The first tempo - Moderato – presents a dialectic game in which legato e staccato, forte e piano, fast and slow oppose themselves, functioning as multiple characters: outgoing or intimate, masculine or feminine, mandatory or beseeching. The more reflective moments lead to a march movement, which begins with anacruses ornamented in quintuplets, or fast passages in staccato leaps. The slow movement - Andante meditativo – brings long phrases in which tranquility prevails, beginning with an ornamented but calm phrase. This serenity is only disturbed at the central part, and the movement finishes with figures of connected sevenths, that conclude in a long low C. As in a baroque suite, the Giga finishes the piece with broad interval leaps, and binary compound meter.

- Sonata a 3 (1978)

The Sonata a 3, dated from 1978, comprises three movements. The first is created from an anacrustic figure in ostinato presented by the 3rd bassoon; over this recurring fragment, the 1st and 2nd bassoons propose embellishment figures. The second movement begins with chord pyramids, then moves to a section recited by the first bassoon, accompanied by the other two. The style is still experimental, with melodic, rhythmic, insistent or serene fragments, exploring the bassoon´s wide range of registers and articulations. In the third movement, Mignone writes a waltz in compound meter (9/8), very different from the aesthetics of Dezesseis Valsas, which he began writing the following year. The intricate figures in counterpoint keep the musical flow in suspense until the end.

- Quatro peças brasileiras (1983) This piece was originally written for piano, in 1930, and transcribed for bassoon quartet by the composer himself in 1983. The first recording was made in 1985 by Quarteto Airton Barbosa, formed by Noël Devos, Antonio Bruno, Aloysio Fagerlande and Ricardo Rapoport.

The first movement - Maroca – has, as tempo indication, Andantino Preludiando. This suggests that the musical text should be played chanted, recited. This movement presents a calm melody, with rural music aspects, in which there is a dialogue between the voices that emphasize the melodic line.

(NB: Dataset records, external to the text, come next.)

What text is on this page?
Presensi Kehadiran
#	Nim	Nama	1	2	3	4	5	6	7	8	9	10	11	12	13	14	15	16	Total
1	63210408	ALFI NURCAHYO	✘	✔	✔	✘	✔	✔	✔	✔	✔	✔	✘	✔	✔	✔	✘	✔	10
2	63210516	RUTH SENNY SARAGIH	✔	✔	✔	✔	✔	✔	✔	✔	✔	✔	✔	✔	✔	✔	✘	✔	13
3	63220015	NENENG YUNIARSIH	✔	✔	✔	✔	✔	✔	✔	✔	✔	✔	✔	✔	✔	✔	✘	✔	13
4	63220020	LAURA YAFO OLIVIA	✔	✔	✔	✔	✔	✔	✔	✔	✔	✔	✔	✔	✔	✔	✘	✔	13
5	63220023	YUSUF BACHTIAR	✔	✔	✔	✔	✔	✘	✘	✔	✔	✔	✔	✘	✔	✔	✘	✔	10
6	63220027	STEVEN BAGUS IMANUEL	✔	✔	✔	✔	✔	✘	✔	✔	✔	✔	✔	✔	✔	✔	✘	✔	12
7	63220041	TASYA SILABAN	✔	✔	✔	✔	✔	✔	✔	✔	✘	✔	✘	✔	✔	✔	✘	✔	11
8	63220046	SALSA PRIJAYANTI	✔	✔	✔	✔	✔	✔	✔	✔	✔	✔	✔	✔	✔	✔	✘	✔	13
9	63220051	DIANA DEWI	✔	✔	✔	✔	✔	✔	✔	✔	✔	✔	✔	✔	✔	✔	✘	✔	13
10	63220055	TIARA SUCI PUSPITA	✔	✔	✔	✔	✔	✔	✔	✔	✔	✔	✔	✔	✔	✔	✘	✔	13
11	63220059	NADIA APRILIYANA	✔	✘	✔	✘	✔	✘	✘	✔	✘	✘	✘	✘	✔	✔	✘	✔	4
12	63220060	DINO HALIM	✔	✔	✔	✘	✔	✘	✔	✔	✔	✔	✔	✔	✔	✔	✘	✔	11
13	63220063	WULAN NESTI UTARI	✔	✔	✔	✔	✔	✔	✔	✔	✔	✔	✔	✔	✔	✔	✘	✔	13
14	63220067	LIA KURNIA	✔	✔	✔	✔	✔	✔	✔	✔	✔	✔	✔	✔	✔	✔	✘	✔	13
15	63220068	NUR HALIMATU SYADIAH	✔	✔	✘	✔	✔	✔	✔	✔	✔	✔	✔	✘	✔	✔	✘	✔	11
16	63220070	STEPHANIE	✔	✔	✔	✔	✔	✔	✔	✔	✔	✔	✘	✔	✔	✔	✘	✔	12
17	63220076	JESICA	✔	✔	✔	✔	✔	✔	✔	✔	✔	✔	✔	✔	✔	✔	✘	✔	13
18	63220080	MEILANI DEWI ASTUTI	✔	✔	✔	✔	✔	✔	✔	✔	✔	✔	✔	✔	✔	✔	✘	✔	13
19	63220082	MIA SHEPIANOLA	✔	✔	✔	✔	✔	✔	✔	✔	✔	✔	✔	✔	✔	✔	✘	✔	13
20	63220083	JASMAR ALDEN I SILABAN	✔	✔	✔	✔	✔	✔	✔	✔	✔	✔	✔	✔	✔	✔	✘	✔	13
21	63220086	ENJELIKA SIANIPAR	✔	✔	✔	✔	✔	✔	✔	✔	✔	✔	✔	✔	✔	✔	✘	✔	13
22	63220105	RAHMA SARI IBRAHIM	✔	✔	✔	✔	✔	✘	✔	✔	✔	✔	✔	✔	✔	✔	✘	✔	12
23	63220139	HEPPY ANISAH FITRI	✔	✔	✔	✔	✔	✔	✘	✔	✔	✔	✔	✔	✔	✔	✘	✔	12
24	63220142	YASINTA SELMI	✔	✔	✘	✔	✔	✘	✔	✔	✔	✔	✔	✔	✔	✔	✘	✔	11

The second movement is the maxixe called Maxixando. Coming from the lundu, the maxixe had its greatest importance as a musical genre in the middle of the second half of the 19th century, mixing polka melody with modified accents and bass lines similar to the lundu. In simple binary meter, in this movement we see an indication “com alegria”, and it possesses characteristics as displaced accents and syncopated rhythms. The third movement pays homage to Ernesto Nazareth (1863 -1934). The specified tempo is Allegro Comodo, with the subtitle Nazareth; the theme develops with a melody full of ornamentation for the first bassoon that intertwines with the other voices, suggesting an improvisation. The fourth movement - Toada – has its main theme presented by the first bassoon, making the other voices create a sound ambience for the soloist melody, but always making a dialogue among themselves. In the central section, the melodies intertwine like a nostalgic song, and bring memories of guitars players from the sertão region. Mignone finishes going back to the main theme and with a codetta.